Narendra Modi, Prime Minister of India

"Your foremost strategy should be to turn the pessimistic mindset to an optimistic system."

Read more on Modi on Optimism

Noam Chomsky

"Optimism is a strategy for making a better future. Because unless you believe that the future can be better, you are unlikely to step up and take responsibility for making it so."

David Sharrock,  author of Fighting for Enterprise Success: through the eye of the tiger.

"With business strategy itself, optimism needs to underpin and influence strategic direction and planning. Setting a strategic direction that will enable a business to stand out in the marketplace from all others in the same industry is premised on hope, namely, hope for a better future for the business as it works to its competitive advantage. It then takes the formation and implementation of planning to enable the overall strategy to work. The mindset of a leader and team members alike is essential here. There is no room for half-belief when they are working to an agreed strategy. There is no point in them setting goals and plans with a negative mindset while contemplating failure and envisaging defeat. They must envisage the end result and work wholeheartedly toward its achievement, full of hope, and sharing an optimism that all their efforts will be successful in the end. Their optimism must not be disingenuous. It must be grounded in reality and tested against milestones, reassuring them that good progress is being made.

"When it comes to good business strategy, hope fuels optimism, just like a match lights a fire, while optimism acts like oxygen, keeping the flames alight."

 

 

Derek Rowe

Optimism and wishful thinking are not the same thing. In some ways they are opposites. Optimism is fed by research and a profound understanding of how things actually are. Wishful thinking is a lazy version of hope. An example of wishful thinking might be Gallipoli - Churchill's great folly. What was he thinking, or perhaps more accurately, crossing his fingers, would happen?
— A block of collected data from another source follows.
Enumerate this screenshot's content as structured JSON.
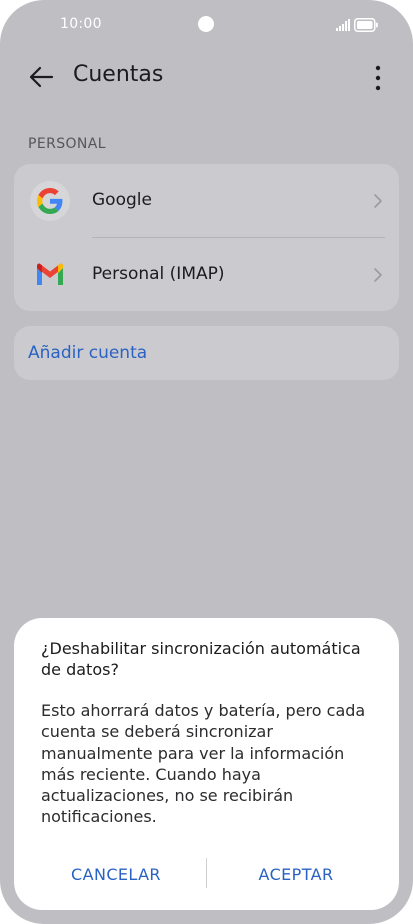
{
  "status_bar": {
    "time": "10:00"
  },
  "app_bar": {
    "title": "Cuentas"
  },
  "section": {
    "label": "PERSONAL"
  },
  "accounts": [
    {
      "label": "Google",
      "icon": "google-logo-icon"
    },
    {
      "label": "Personal (IMAP)",
      "icon": "gmail-logo-icon"
    }
  ],
  "add_account": {
    "label": "Añadir cuenta"
  },
  "dialog": {
    "title": "¿Deshabilitar sincronización automática de datos?",
    "body": "Esto ahorrará datos y batería, pero cada cuenta se deberá sincronizar manualmente para ver la información más reciente. Cuando haya actualizaciones, no se recibirán notificaciones.",
    "cancel_label": "CANCELAR",
    "accept_label": "ACEPTAR"
  },
  "colors": {
    "accent": "#2a62c4",
    "background": "#bfbfc3",
    "card": "#cbcbcf"
  }
}
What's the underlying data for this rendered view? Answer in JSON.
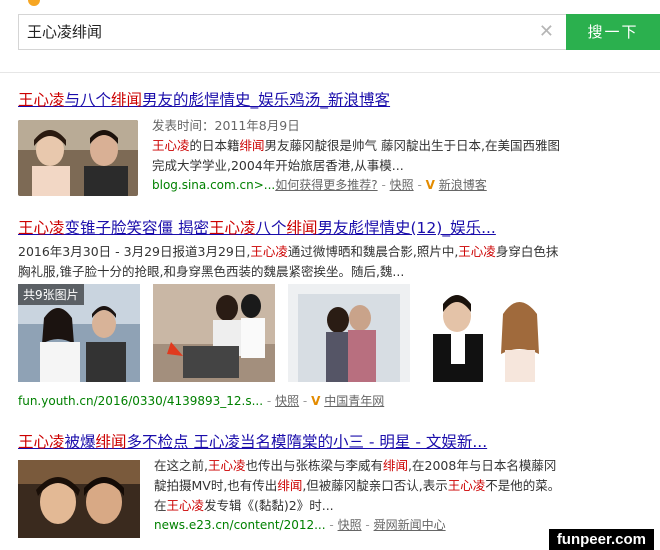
{
  "search": {
    "query": "王心凌绯闻",
    "button_label": "搜一下"
  },
  "results": [
    {
      "title_parts": [
        {
          "text": "王心凌",
          "hl": true
        },
        {
          "text": "与八个",
          "hl": false
        },
        {
          "text": "绯闻",
          "hl": true
        },
        {
          "text": "男友的彪悍情史_娱乐鸡汤_新浪博客",
          "hl": false
        }
      ],
      "date_line": "发表时间：2011年8月9日",
      "snippet_parts": [
        {
          "text": "王心凌",
          "hl": true
        },
        {
          "text": "的日本籍",
          "hl": false
        },
        {
          "text": "绯闻",
          "hl": true
        },
        {
          "text": "男友藤冈靛很是帅气 藤冈靛出生于日本,在美国西雅图完成大学学业,2004年开始旅居香港,从事模...",
          "hl": false
        }
      ],
      "url": "blog.sina.com.cn>...",
      "extra_link": "如何获得更多推荐?",
      "cache": "快照",
      "source": "新浪博客"
    },
    {
      "title_parts": [
        {
          "text": "王心凌",
          "hl": true
        },
        {
          "text": "变锥子脸笑容僵 揭密",
          "hl": false
        },
        {
          "text": "王心凌",
          "hl": true
        },
        {
          "text": "八个",
          "hl": false
        },
        {
          "text": "绯闻",
          "hl": true
        },
        {
          "text": "男友彪悍情史(12)_娱乐...",
          "hl": false
        }
      ],
      "snippet_parts": [
        {
          "text": "2016年3月30日 - 3月29日报道3月29日,",
          "hl": false
        },
        {
          "text": "王心凌",
          "hl": true
        },
        {
          "text": "通过微博晒和魏晨合影,照片中,",
          "hl": false
        },
        {
          "text": "王心凌",
          "hl": true
        },
        {
          "text": "身穿白色抹胸礼服,锥子脸十分的抢眼,和身穿黑色西装的魏晨紧密挨坐。随后,魏...",
          "hl": false
        }
      ],
      "image_count": "共9张图片",
      "url": "fun.youth.cn/2016/0330/4139893_12.s...",
      "cache": "快照",
      "source": "中国青年网"
    },
    {
      "title_parts": [
        {
          "text": "王心凌",
          "hl": true
        },
        {
          "text": "被爆",
          "hl": false
        },
        {
          "text": "绯闻",
          "hl": true
        },
        {
          "text": "多不检点 王心凌当名模隋棠的小三 - 明星 - 文娱新...",
          "hl": false
        }
      ],
      "snippet_parts": [
        {
          "text": "在这之前,",
          "hl": false
        },
        {
          "text": "王心凌",
          "hl": true
        },
        {
          "text": "也传出与张栋梁与李威有",
          "hl": false
        },
        {
          "text": "绯闻",
          "hl": true
        },
        {
          "text": ",在2008年与日本名模藤冈靛拍摄MV时,也有传出",
          "hl": false
        },
        {
          "text": "绯闻",
          "hl": true
        },
        {
          "text": ",但被藤冈靛亲口否认,表示",
          "hl": false
        },
        {
          "text": "王心凌",
          "hl": true
        },
        {
          "text": "不是他的菜。 在",
          "hl": false
        },
        {
          "text": "王心凌",
          "hl": true
        },
        {
          "text": "发专辑《(黏黏)2》时...",
          "hl": false
        }
      ],
      "url": "news.e23.cn/content/2012...",
      "cache": "快照",
      "source": "舜网新闻中心"
    }
  ],
  "watermark": "funpeer.com"
}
Conversely, an example of strategic optimism - i.e. placing positivity squarely within a pragmatic framework of what the evidence says is possible - would be Great Britain's dam-busting bouncing bomb program. The unrelenting trial and error required to perfect a technique that was beyond complex indicated indefatigable optimism, perhaps best expressed in the age-old truism, 'practice makes perfect'.
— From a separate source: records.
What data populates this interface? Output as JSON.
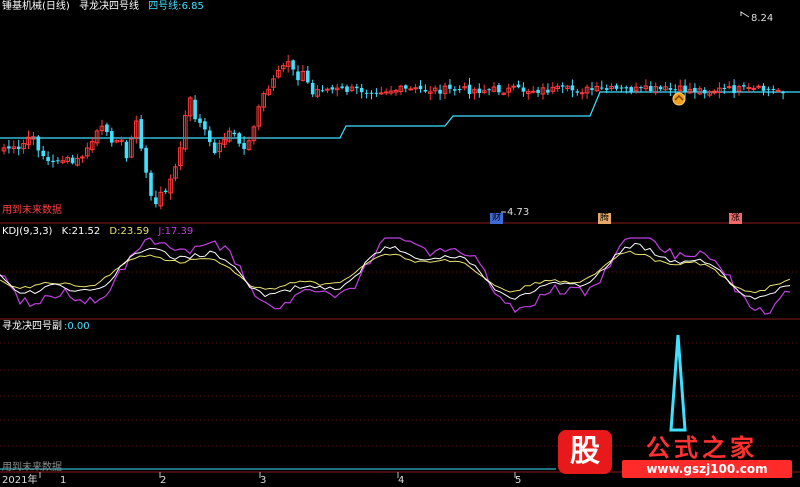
{
  "header": {
    "stock_name": "锤基机械(日线)",
    "indicator_name": "寻龙决四号线",
    "line_label": "四号线:",
    "line_value": "6.85"
  },
  "main_panel": {
    "high_label": "8.24",
    "low_label": "4.73",
    "future_note": "用到未来数据",
    "signals": [
      {
        "label": "财",
        "bg": "#3f6bd8"
      },
      {
        "label": "腾",
        "bg": "#e6a96a"
      },
      {
        "label": "涨",
        "bg": "#f06a6a"
      }
    ],
    "colors": {
      "up": "#ff3a3a",
      "down": "#40e0ff",
      "line": "#40e0ff"
    }
  },
  "kdj_panel": {
    "name": "KDJ(9,3,3)",
    "k_label": "K:",
    "k_value": "21.52",
    "d_label": "D:",
    "d_value": "23.59",
    "j_label": "J:",
    "j_value": "17.39",
    "colors": {
      "k": "#ffffff",
      "d": "#e8e070",
      "j": "#c040e0"
    }
  },
  "sub_panel": {
    "name": "寻龙决四号副",
    "value_label": ":",
    "value": "0.00",
    "future_note": "用到未来数据"
  },
  "time_axis": {
    "year": "2021年",
    "months": [
      "1",
      "2",
      "3",
      "4",
      "5"
    ]
  },
  "watermark": {
    "logo_char": "股",
    "text": "公式之家",
    "url": "www.gszj100.com"
  },
  "chart_data": [
    {
      "type": "candlestick",
      "title": "寻龙决四号线",
      "series": [
        {
          "name": "四号线",
          "value_at_last": 6.85
        }
      ],
      "annotations": [
        {
          "text": "8.24",
          "kind": "high"
        },
        {
          "text": "4.73",
          "kind": "low"
        }
      ]
    },
    {
      "type": "line",
      "title": "KDJ(9,3,3)",
      "series": [
        {
          "name": "K",
          "last": 21.52
        },
        {
          "name": "D",
          "last": 23.59
        },
        {
          "name": "J",
          "last": 17.39
        }
      ]
    },
    {
      "type": "bar",
      "title": "寻龙决四号副",
      "series": [
        {
          "name": "寻龙决四号副",
          "last": 0.0
        }
      ]
    }
  ]
}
Heads did not drop as, again and again, test bombs missed their target... until they didn't.

Optimism is the tool we need to keep going when when the data suggests that the only distance between what has happened and what hasn't happened yet is hard work, recalibration and incremental steps in the same direction.

 

Mark Dixon, Chief Executive Officer (CEO) Fiji Revenue and Customs Service, Commissioner of Taxes, Commissioner of Customs and Border Security.

"A good strategy is one where every member of the organisation feels as though they have had a contribution to it, this then creates a culture of ownership and pride that drives positivity throughout the team as you jointly deliver against the strategy that everyone owns and believes in."

 

Lesley Hughes, Distinguished Professor of Biology 

“I’m optimistic about the future. I’ve come to the conclusion that hope has to be a strategy.

“You have to use hope as a motivator to keep going, because if you give up, if I give up, if all of the other scientists give up, if all of the other advocates and people that care give up, then we are lost. We can’t afford to give up. Therefore, we have to keep hopeful.” (2023)

 

Jeroen Kraaijenbrink

"Optimism equals hope plus realism. Strategy equals intent plus optimism."